Daniel defende que a melhora da capacidade dos órgãos reguladores é fundamental para dar segurança ao mercado internacional. “Do contrário, é possível que a madeira dessas espécies perca espaço para materiais concorrentes, como plásticos, cerâmicas e metais. Caso o mercado de exportações dessas espécies seja descontinuado, um dos efeitos mais significativos será nos contratos de concessão do Serviço Florestal Brasileiro, que podem vir a ser rescindidos por perda de viabilidade econômica, tornando as florestas públicas destes contratos suscetíveis às ações de atividades ilegais”, argumenta.
A comercialização de ipês sustentam financeiramente várias concessões federais e estaduais na Amazônia, e a inclusão da espécie no Cites, com a Cumaru, ocorre em um momento em que o setor madeireiro deu sinais de alavancagem, tendo respondido ano passado, em valores, por US$ 351,190 milhões em exportações, dentro do volume total de US$ 21,47 bilhões das exportações paraenses no período, registrando um crescimento de 76,18%, tendo os Estados Unidos como principal destino da madeira do Pará.
Estudos
A principal reclamação dos empresários é pela suposta falta de dados científicos para a inclusão das espécies na lista de perigo de extinção. A reportagem do O Liberal solicitou informações ao Instituto Brasileiro do Meio Ambiente e dos Recursos Naturais Renováveis (Ibama), responsável pela regulamentação da Cifes, sobre as razões das últimas decisões tomadas. Até a publicação desta matéria, não tivemos retorno do pedido.
“É extremamente necessário que tenhamos parâmetros técnicos para mudanças como essas, que afetam não só uma atividade econômica, mas toda uma cadeia produtiva e social. Infelizmente, não foi isso o que ocorreu com essa decisão, sendo muito mais política e econômica do que técnica. Hoje, por exemplo, não temos dados que justifiquem a inclusão das duas espécies no anexo II da Cites, não é possível afirmar que elas correm riscos de extinção na Amazônia”, expõe Derick Martins.

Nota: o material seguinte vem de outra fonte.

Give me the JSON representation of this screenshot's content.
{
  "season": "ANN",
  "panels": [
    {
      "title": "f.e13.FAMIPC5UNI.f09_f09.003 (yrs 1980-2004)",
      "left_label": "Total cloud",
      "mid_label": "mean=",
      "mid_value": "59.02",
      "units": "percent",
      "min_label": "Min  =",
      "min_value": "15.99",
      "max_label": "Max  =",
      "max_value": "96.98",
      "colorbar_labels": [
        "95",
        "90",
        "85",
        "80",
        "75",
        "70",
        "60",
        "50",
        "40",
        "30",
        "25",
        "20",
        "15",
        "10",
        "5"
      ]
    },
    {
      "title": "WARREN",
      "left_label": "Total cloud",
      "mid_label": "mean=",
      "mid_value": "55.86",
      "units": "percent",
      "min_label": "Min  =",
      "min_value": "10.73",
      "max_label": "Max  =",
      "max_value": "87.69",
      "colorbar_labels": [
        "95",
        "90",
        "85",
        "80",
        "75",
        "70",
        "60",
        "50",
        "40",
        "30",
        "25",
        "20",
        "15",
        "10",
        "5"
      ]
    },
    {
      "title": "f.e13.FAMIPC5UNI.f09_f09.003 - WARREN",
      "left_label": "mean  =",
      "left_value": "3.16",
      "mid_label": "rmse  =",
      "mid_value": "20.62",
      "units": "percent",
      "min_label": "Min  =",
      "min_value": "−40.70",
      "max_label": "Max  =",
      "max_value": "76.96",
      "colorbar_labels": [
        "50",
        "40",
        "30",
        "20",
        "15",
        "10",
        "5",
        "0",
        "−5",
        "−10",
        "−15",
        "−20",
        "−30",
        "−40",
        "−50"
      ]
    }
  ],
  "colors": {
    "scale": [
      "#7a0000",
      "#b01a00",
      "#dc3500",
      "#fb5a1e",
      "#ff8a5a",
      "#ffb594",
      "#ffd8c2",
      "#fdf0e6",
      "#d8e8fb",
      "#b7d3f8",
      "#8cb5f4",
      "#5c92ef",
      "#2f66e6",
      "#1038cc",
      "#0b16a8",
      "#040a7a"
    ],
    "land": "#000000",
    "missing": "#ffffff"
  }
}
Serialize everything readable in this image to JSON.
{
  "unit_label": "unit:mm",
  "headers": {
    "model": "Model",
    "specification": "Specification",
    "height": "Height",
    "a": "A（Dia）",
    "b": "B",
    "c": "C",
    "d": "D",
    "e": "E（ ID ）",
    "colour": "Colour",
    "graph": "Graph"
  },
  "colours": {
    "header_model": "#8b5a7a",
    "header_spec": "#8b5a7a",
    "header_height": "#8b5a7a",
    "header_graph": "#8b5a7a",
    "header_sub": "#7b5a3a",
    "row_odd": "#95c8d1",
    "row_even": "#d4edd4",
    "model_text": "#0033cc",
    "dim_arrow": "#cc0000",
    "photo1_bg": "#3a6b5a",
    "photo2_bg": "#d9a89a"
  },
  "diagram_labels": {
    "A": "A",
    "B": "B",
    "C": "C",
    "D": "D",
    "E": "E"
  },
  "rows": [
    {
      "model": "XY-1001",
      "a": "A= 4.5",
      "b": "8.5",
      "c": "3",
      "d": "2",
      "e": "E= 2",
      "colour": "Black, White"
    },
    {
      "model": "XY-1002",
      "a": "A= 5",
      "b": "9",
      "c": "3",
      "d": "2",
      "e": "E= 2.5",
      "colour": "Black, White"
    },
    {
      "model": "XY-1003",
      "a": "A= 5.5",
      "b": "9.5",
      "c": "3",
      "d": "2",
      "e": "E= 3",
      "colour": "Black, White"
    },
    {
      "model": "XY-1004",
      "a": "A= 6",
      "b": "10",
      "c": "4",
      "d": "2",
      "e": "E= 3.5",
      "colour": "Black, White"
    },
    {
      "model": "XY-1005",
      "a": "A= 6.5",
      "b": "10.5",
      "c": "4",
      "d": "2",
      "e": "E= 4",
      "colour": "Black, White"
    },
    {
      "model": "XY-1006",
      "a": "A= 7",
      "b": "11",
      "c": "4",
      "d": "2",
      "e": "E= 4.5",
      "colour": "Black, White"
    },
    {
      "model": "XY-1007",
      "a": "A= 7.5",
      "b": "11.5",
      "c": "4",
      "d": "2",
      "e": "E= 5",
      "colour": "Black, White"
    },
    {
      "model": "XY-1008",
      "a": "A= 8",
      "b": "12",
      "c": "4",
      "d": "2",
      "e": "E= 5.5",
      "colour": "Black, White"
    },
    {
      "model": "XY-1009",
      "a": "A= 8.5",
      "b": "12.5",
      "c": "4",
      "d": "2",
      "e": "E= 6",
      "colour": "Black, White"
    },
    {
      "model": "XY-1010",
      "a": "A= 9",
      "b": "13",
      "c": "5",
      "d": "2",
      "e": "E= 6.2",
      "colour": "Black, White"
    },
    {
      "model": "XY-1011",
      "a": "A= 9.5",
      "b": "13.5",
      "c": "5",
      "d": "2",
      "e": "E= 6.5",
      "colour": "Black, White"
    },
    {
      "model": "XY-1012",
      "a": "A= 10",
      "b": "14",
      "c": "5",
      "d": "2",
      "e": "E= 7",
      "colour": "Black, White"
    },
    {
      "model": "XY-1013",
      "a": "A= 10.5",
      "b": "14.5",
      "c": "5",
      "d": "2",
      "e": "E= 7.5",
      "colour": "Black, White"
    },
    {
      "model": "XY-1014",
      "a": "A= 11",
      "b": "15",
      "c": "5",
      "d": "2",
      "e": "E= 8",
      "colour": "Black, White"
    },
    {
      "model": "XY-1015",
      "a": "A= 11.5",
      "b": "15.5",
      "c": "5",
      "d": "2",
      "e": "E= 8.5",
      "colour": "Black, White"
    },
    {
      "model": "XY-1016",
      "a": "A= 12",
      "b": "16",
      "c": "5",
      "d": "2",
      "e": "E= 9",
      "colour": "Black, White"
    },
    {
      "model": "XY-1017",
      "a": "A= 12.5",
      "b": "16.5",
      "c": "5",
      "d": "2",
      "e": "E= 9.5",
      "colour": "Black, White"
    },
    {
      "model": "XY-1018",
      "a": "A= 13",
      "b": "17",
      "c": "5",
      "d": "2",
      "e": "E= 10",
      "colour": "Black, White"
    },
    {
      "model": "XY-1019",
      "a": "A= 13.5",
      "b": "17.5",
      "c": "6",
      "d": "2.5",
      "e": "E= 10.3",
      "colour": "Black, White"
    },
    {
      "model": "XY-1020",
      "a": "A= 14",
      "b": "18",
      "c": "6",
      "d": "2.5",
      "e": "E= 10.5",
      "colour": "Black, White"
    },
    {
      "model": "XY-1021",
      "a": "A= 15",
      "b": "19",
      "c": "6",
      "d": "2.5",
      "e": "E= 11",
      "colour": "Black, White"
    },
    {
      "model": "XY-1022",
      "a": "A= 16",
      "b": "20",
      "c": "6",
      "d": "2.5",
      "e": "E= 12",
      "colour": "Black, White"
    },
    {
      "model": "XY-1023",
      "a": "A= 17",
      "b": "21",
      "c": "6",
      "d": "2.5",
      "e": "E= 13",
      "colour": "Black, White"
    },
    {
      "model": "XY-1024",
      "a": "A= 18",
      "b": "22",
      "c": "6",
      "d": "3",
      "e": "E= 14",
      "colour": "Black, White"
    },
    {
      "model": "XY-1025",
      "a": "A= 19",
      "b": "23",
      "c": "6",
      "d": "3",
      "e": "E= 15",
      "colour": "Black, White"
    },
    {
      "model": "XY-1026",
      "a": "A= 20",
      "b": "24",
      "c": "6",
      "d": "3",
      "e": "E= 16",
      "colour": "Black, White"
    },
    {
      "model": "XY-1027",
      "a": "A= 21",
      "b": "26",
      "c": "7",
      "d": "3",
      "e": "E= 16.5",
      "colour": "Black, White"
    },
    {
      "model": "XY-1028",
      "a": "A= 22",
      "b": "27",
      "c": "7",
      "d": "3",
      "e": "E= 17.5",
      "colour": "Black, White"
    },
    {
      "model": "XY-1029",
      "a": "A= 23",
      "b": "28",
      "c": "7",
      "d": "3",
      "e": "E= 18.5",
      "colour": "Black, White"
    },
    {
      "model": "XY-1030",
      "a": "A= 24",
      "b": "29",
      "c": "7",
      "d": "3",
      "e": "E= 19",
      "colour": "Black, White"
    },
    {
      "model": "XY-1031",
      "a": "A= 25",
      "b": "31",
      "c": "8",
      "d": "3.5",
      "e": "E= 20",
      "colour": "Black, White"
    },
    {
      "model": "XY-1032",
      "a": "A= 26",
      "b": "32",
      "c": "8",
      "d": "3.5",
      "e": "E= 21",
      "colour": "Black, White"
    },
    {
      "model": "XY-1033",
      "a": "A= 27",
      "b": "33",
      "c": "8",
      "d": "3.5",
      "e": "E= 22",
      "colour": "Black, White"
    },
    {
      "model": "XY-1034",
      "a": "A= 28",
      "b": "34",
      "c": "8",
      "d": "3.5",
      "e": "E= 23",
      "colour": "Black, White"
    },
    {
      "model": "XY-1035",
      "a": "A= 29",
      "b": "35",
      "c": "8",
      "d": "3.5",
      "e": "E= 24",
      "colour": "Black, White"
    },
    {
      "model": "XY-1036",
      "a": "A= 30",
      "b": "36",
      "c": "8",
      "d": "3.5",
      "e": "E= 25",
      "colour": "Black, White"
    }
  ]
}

Os diretores da Aimex e Unifloresta afirmam que a decisão do Ibama vem em discordância, inclusive com estudos realizados pela Embrapa Amazônia Oriental sobre o manejo florestal do ipê, demonstrando que a técnica garante a regeneração natural da espécie, sem prejuízos para o ciclo de corte.
A pesquisa da Embrapa do Pará foi realizada no ano passado em áreas de manejo da empresa Amazônia Florestal, em Itaituba. Os resultados apontaram o baixo risco de extinção da espécie em locais onde a exploração florestal é feita dentro da lei e a possibilidade de se investir nessa árvore, que tem alta durabilidade e alto valor no mercado.
“Se a decisão estiver de acordo com a ciência, não tem problema nenhum. Mas neste caso, não teve base científica alguma. Por isso, o setor florestal está buscando uma forma de impugnar a medida. Repito,quanto maior a fiscalização, melhor, pois valoriza quem trabalha com madeira legal. Mas o problema é que o Ibama pelo visto não entende de produção sustentável que é o manejo florestal”, finalizou Murilo Araújo.
A Cites
Cites é a Convenção sobre Comércio Internacional das Espécies da Flora e Fauna Selvagens em Perigo de Extinção (Cites), assinada pelo Brasil em 1975, para regular de forma eficaz o comércio de espécies da fauna e flora, prevenindo-as do perigo de extinção, quando a ameaça for o comércio internacional. Para tanto, atribui aos países produtores e consumidores sua parte na responsabilidade comum e estabelece mecanismos necessários para garantir a exploração não prejudicial das populações.
Com base nos procedimentos propostos pela Convenção, o governo brasileiro – por meio do Instituto Brasileiro do Meio Ambiente e dos Recursos Naturais Renováveis (Ibama), incorporou em seus procedimentos para a avaliação e emissão de Licenças de exportação/importação, protegendo atualmente cerca de 5.950 espécies de animais e 32.800 espécies de plantas de todo o mundo.